Knowing where to go can be a challenge.
Some routes are clear.
Some routes are not.
Some are marked with cairns.
Some are marked with signs.
Some routes go up.
Some go down.
Finding our way is pretty important. In the mountains. And in life.
But even when you’ve found the route, it isn’t always easy to stay on it.
Sometimes we have to feel our way along. Sometimes we have to stop. Sometimes we go the wrong way and we have to turn around and go back. Oftentimes, we need help.
I am fond of saying that if it seems too difficult, we’re probably off route. Ann is quick to remind me that sometimes a difficult route is just that: difficult. Being able to tell the difference often feels impossible.
Which path is the “right” path?
Maps can help. The stories of those wise thinkers who have gone before us too.
Abraham Lincoln said, “The best way to predict your future is to create it.” The best path is the one we chose ourselves.
Don Juan told Carlos Castaneda this:
“Look at every path closely and deliberately. Try it as many times as you think necessary. Then ask yourself and yourself alone one question. This question is one that only a very old man asks. My benefactor told me about it once when I was young and my blood was too vigorous for me to understand it. Now I do understand it. I will tell you what it is: Does this path have a heart? If it does, the path is good. If it doesn’t, it is of no use.”

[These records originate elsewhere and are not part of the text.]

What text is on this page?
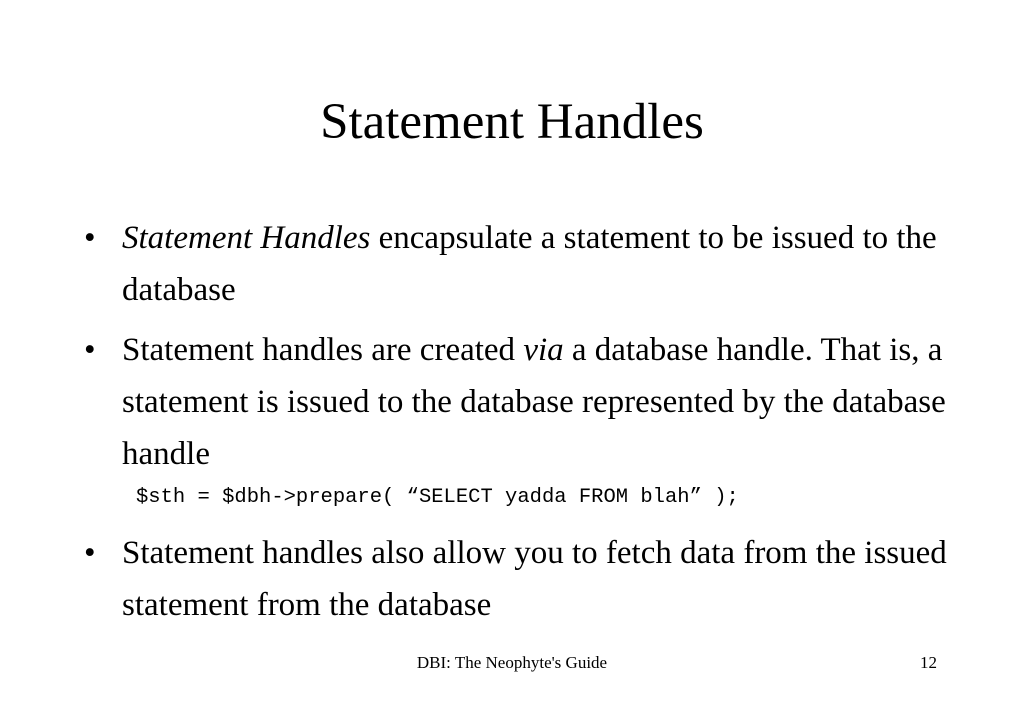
Statement Handles
• Statement Handles encapsulate a statement to be issued to the database
• Statement handles are created via a database handle. That is, a statement is issued to the database represented by the database handle
$sth = $dbh->prepare( “SELECT yadda FROM blah” );
• Statement handles also allow you to fetch data from the issued statement from the database
DBI: The Neophyte's Guide	12
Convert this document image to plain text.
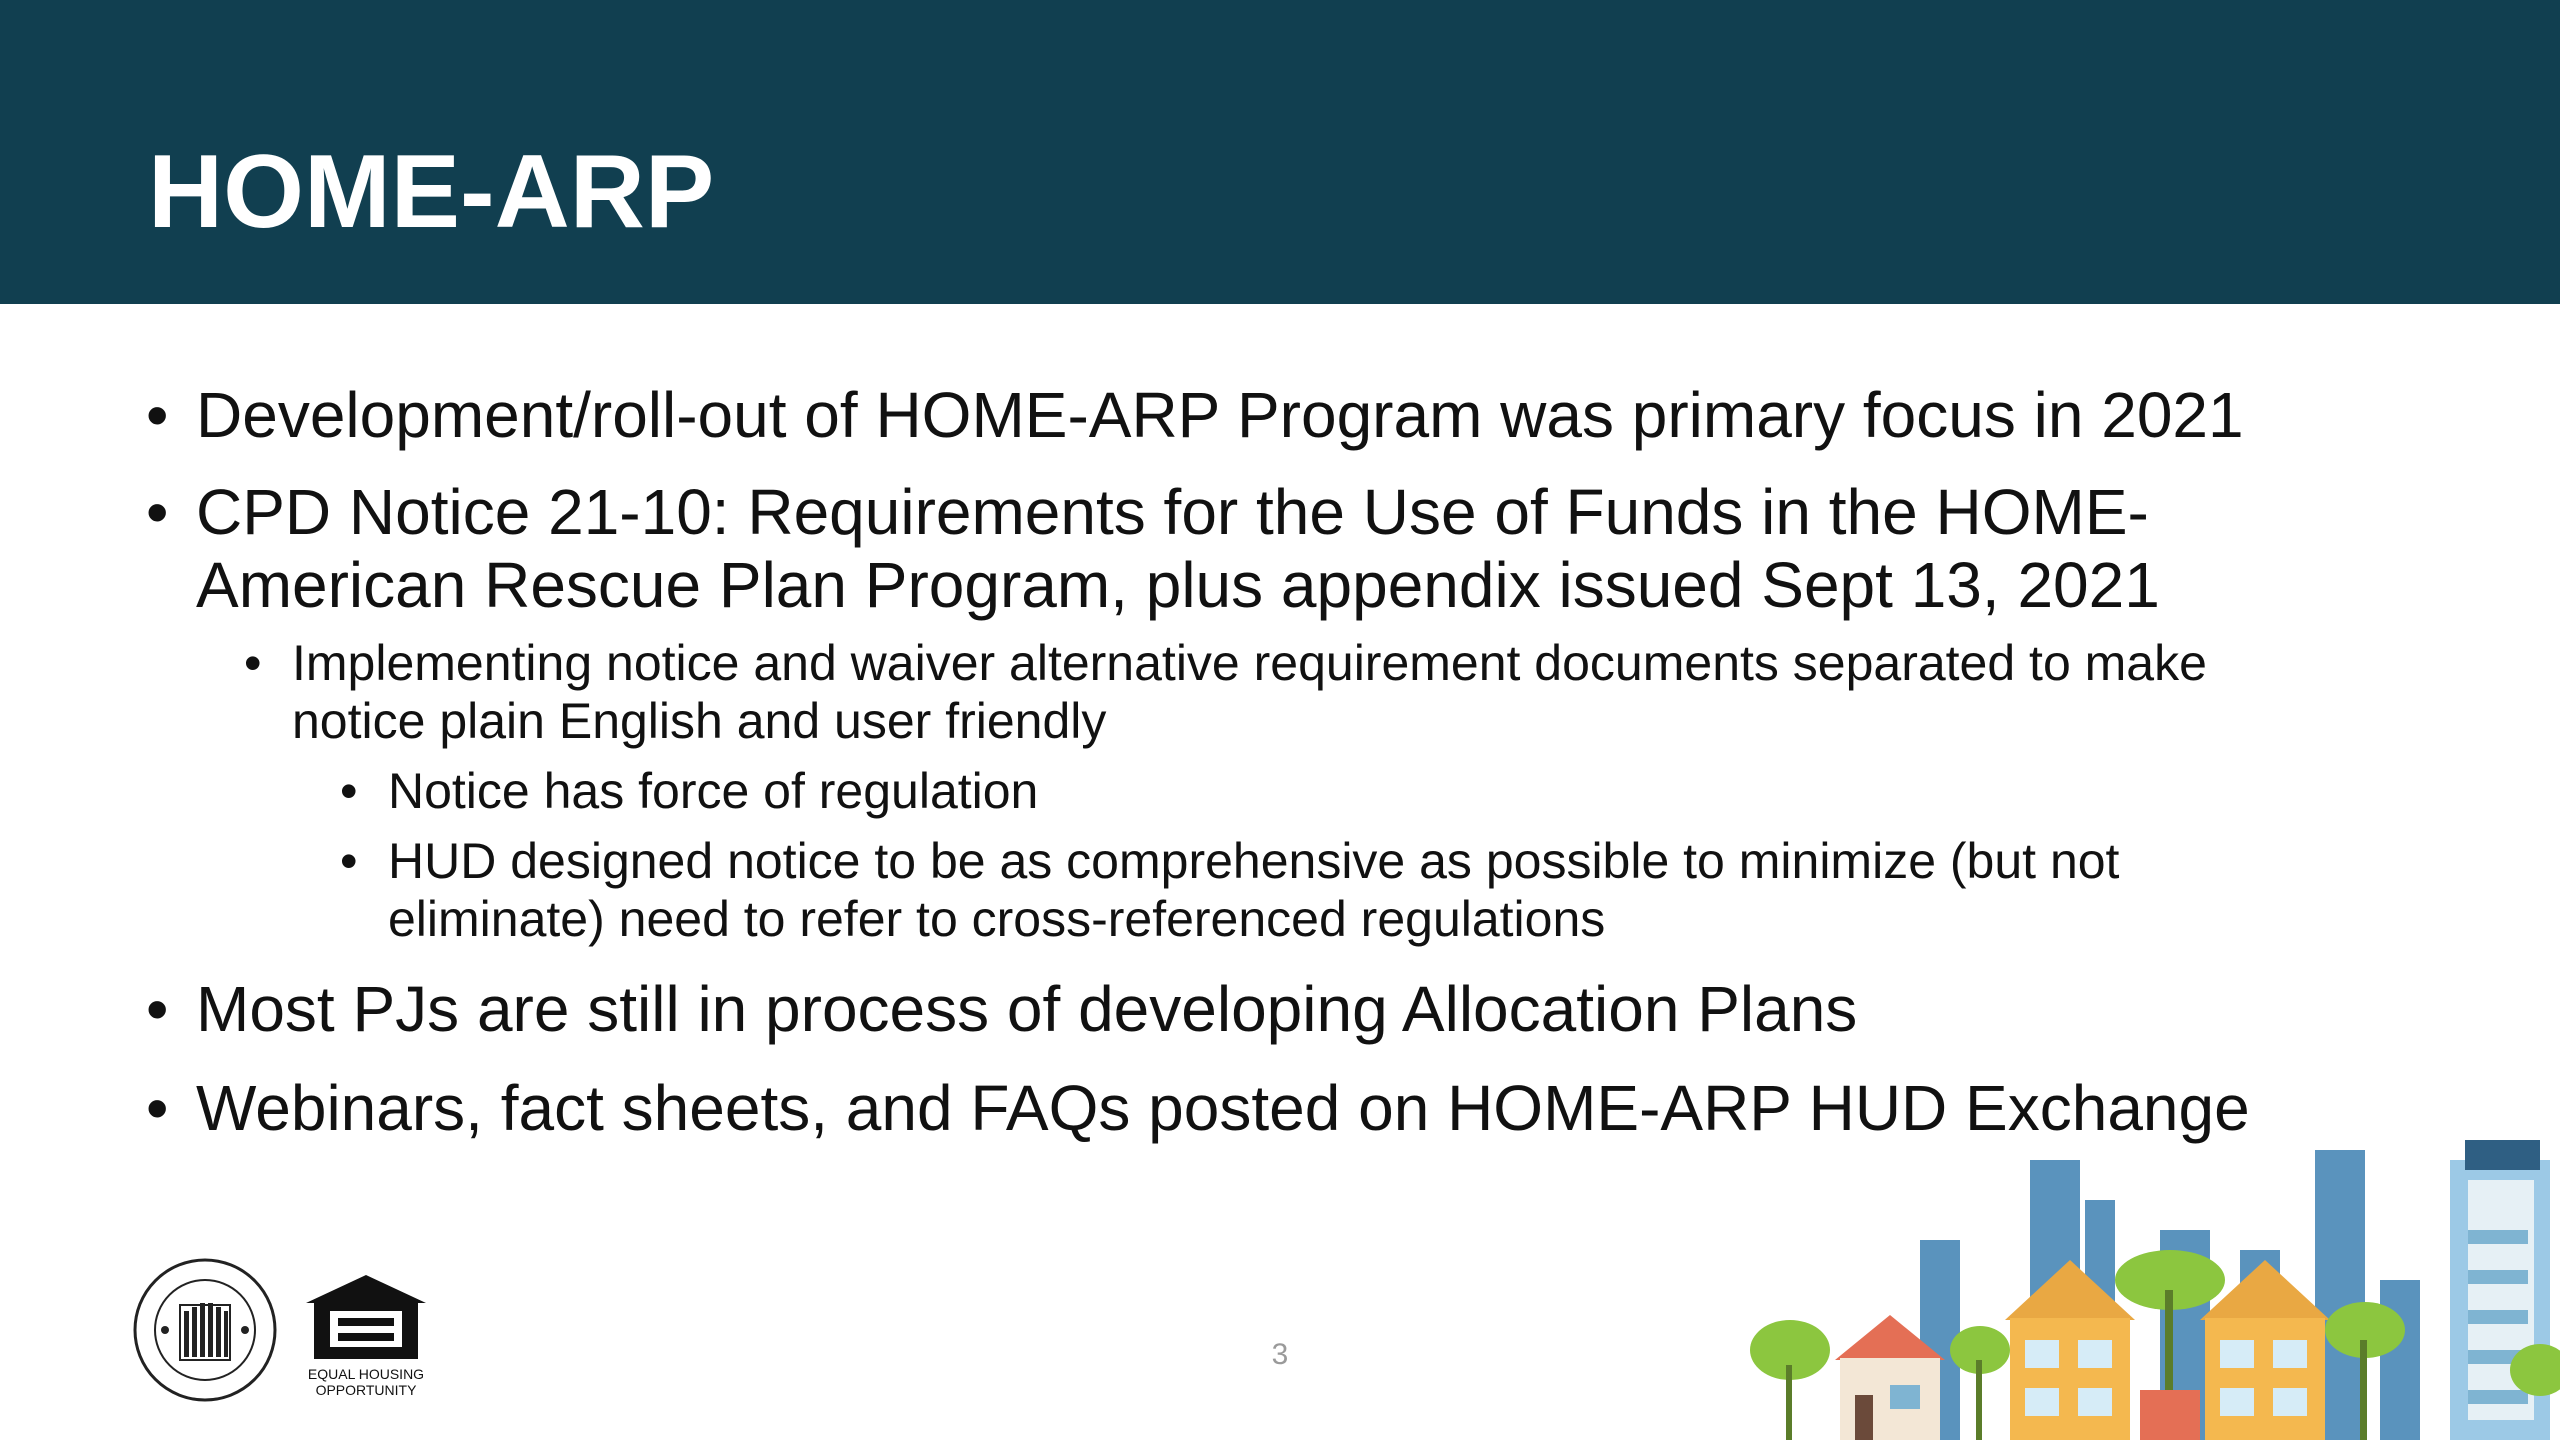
HOME-ARP
• Development/roll-out of HOME-ARP Program was primary focus in 2021
• CPD Notice 21-10: Requirements for the Use of Funds in the HOME-
American Rescue Plan Program, plus appendix issued Sept 13, 2021
• Implementing notice and waiver alternative requirement documents separated to make
notice plain English and user friendly
• Notice has force of regulation
• HUD designed notice to be as comprehensive as possible to minimize (but not
eliminate) need to refer to cross-referenced regulations
• Most PJs are still in process of developing Allocation Plans
• Webinars, fact sheets, and FAQs posted on HOME-ARP HUD Exchange
3
EQUAL HOUSING
OPPORTUNITY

When thinking about paths, I am often reminded of Robert Frost’s The Road Not Taken:
Two roads diverged in a yellow wood
and sorry I could not travel both
And be one traveller, long I stood
and looked down one as far as I could
to where it bent in the undergrowth;
Then took the other, as just as fair,
and having perhaps the better claim
because it was grassy and wanted wear;
though as for that, the passing there
had worn them really about the same,
And both that morning equally lay
in leaves no feet had trodden black.
Oh, I kept the first for another day!
Yet knowing how way leads on to way,
I doubted if I should ever come back.
I shall be telling this with a sigh
Somewhere ages and ages hence:
Two roads diverged in a wood, and I —
I took the one less travelled by,
and that has made all the difference.
Fortunately there are many routes. There is no “right path.” The only true path is the one that is our own – even when we’re feeling old and stupid.